A new rescue treatment for patients accidentally given an overdose of chemotherapy has been approved by the US Food and Drug Administration (FDA).
Uridine triacetate, marketed as Vistogard by Wellstat Therapeutics, blocks cell damage caused by fluorouracil chemotherapy. It can be used in the case of accidental overdose of fluorouracil or capecitabine chemotherapy, or in the event that a patient develops life-threatening toxicities within four days of receiving the drugs.
In two open-label studies, 96% of 135 patients survived after being given uridine triacetate for overdose or life-threatening toxicity following administration of fluorouracil or capecitabine. Survival was only 16% in 25 patients who suffered an overdose of fluorouracil, based on historical data, says Wellstat Therapeutics.
Fluorouracil and capecitabine are used to treat a range of cancers, including breast, bowel, oesophageal and pancreatic cancer.

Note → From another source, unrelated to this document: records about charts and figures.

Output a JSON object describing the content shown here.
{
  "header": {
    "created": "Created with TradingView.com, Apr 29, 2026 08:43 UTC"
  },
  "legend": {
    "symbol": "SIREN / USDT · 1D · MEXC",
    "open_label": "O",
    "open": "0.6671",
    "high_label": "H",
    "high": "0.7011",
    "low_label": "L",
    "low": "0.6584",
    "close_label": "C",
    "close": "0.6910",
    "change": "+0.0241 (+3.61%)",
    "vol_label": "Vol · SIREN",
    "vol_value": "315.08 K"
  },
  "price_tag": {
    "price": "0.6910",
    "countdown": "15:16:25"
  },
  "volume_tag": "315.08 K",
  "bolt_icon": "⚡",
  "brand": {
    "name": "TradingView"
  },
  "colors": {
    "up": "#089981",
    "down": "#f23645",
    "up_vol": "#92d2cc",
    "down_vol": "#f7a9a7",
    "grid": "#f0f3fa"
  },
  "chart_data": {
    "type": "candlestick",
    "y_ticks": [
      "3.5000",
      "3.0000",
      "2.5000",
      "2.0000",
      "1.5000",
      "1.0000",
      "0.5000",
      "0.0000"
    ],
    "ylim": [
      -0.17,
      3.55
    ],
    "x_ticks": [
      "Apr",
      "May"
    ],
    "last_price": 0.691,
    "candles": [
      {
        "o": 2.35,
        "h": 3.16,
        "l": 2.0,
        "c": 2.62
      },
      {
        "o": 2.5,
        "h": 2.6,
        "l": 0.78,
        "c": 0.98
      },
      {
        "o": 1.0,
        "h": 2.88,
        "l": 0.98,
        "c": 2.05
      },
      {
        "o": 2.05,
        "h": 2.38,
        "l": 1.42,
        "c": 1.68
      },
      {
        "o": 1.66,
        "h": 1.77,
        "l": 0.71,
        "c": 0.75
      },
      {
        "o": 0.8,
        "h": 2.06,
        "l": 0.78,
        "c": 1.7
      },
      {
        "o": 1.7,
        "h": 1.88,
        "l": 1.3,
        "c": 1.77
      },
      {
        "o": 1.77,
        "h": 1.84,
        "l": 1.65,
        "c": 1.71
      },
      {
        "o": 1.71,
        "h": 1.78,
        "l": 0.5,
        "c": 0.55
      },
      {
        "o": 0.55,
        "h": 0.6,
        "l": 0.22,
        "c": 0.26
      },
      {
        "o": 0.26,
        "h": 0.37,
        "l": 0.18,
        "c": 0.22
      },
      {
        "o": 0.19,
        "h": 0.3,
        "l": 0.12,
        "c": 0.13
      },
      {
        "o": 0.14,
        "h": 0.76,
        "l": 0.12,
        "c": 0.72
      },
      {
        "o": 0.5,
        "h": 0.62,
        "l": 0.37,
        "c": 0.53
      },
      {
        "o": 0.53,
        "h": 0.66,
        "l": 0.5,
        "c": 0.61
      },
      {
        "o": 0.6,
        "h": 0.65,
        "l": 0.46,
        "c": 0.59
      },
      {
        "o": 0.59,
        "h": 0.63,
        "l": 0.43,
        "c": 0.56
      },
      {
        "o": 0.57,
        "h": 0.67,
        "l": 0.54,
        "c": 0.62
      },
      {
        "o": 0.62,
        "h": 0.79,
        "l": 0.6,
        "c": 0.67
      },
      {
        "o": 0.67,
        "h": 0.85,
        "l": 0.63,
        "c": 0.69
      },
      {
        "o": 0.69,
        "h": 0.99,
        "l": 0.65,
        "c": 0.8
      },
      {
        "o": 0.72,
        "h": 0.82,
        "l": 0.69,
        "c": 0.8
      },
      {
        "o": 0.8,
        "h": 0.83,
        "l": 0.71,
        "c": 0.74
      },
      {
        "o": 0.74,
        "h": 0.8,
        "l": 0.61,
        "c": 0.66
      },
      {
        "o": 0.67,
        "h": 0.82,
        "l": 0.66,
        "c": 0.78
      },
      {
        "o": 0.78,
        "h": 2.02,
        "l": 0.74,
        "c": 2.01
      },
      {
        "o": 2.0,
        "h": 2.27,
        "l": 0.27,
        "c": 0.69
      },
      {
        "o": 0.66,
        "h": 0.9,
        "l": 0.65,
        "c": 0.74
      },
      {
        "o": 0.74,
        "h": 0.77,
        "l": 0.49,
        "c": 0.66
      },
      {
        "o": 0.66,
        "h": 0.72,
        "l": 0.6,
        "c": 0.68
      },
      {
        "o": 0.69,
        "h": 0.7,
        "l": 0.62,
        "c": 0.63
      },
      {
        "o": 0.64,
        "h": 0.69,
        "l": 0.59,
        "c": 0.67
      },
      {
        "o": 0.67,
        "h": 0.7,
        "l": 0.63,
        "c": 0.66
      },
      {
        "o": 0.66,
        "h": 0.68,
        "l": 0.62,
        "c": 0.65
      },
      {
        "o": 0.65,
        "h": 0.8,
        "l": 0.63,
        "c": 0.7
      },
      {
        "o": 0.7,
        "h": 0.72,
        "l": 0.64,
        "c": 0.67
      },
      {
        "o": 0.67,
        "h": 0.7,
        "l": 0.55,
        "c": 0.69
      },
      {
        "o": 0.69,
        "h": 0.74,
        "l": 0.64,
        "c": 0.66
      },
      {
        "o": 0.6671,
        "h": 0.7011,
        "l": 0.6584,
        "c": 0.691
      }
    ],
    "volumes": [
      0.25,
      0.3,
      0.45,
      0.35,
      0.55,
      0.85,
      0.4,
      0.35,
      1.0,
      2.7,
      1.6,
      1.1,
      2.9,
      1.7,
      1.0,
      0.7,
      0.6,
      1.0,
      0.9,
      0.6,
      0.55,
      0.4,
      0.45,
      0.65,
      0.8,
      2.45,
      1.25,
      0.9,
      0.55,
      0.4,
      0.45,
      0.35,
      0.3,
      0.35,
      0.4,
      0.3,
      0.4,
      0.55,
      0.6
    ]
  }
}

Although overdose is rare, “[this] approval is a first-of-its-kind therapy that can potentially save lives”, says Richard Pazdur, director of the Office of Hematology and Oncology Products in the FDA’s Center for Drug Evaluation and Research.
Uridine triacetate, marketed as Xuriden, also received a licence from the FDA in September 2015 for the rare metabolic disease hereditary orotic aciduria, which is thought to affect only 20 people worldwide. Patients with the condition are unable to synthesise uridine, an essential component of ribonucleic acid in cells.